Больше я не расспрашивал о той зиме, не вспоминал о Грешнике. Я получил ответ, равнозначный последней точке, и понял, что мне не следует бередить исстрадавшуюся душу никчемным любопытством: Калерия Викентьевна опустила занавес, и бестактно было бы попытаться найти в нем щелочку. Я не расспрашивал, но она сама, непрестанно думая и о той страшной зиме, и об Анисье, и о своем праве судить, часто, хотя и урывками, возвращалась к тем дням, и из этих кусочков я составил себе некоторое представление, как смогла старая женщина прожить более трех месяцев в снегах, безмолвии и одиночестве.
— Знаете, у каждого человека есть воспоминания, которых он боится, — как-то сказала она мне. — То ли совестно ему, то ли горько, то ли больно, то ли понять он страшится то, что было когда-то и что теперь начало вдруг брезжить, как первый луч.
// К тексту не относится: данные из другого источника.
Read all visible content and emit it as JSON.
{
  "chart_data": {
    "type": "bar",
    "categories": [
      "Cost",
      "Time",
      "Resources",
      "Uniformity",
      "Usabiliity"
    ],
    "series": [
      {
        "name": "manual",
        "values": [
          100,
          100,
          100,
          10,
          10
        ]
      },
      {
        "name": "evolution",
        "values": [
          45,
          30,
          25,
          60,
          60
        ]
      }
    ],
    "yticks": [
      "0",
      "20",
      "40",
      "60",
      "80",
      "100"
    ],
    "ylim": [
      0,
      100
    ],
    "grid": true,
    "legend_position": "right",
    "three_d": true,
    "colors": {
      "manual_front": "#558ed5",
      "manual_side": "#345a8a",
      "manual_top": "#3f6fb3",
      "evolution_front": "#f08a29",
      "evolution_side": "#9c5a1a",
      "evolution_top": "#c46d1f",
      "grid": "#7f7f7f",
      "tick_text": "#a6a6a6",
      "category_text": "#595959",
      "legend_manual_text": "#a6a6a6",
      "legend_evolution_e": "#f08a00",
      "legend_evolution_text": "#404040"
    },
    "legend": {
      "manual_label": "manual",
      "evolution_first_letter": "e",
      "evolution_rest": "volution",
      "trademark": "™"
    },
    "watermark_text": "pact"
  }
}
И я не святая, и я от одного из таких воспоминаний пряталась даже в лагерях, и только в ту первую ночь своего одиночества перестала пугаться, поборола свое малодушие, все поняла и все расставила по местам.
Так начался рассказ, который почему-то показался мне знакомым. Было ощущение, что я то ли читал нечто подобное, то ли слышал о нем, но вскоре я понял, что Калерия Викентьевна не заимствовала чужой жизни, не пересказывала ее, не занималась плагиатом. Просто сама история государства, в создании которого ей посчастливилось принимать непосредственное участие, была способна на повторы самой себя именно потому, что была новой. Она писалась заново, вычеркивая целые абзацы из себя самой и безжалостно сжигая черновики…
Юная Лера Вологодова в октябре семнадцатого ушла не из отчего дома, а из отчего мира. Естественно, тогда, в то обжигающее время обжигающих страстей и обжигающих поступков, ей не приходило в голову формулировать, куда и откуда она идет. Было время порывов, и люди принимали решения, куда чаще исходя из особенностей времени, чем из анализа обстоятельств. А Лерочка удалась в мать, а не в отца, и в характере ее универсальным средством решения жизненных коллизий оказался порыв, ибо вся многочисленная родня по материнской линии отличалась именно этим свойством. Именно порыв привел однажды ее мать на Ходынское поле, и испытание оказалось столь тяжким, что Надежда Ивановна Олексина так и не смогла избавиться от ужаса и дала согласие на брак с Викентием Корнелиевичем Вологодовым не от безразличия, а от неосознанной потребности иметь нечто определенное в жизни. Смутные призраки Ходынки не блекли в ее сознании, но она всегда твердо знала, что рядом есть ясность и воля, спокойствие и разум, и это помогало не только жить, но и верить, что дети ее не получат в наследство апокалиптических видений, выпавших на ее долю. Но дети — не только Лерочка, но и Кирилл — пошли в нее, в олексинскую породу, в которой романтическое начало заведомо перевешивало начало практическое, хотя и в том многочисленном клане встречались почти хрестоматийные исключения.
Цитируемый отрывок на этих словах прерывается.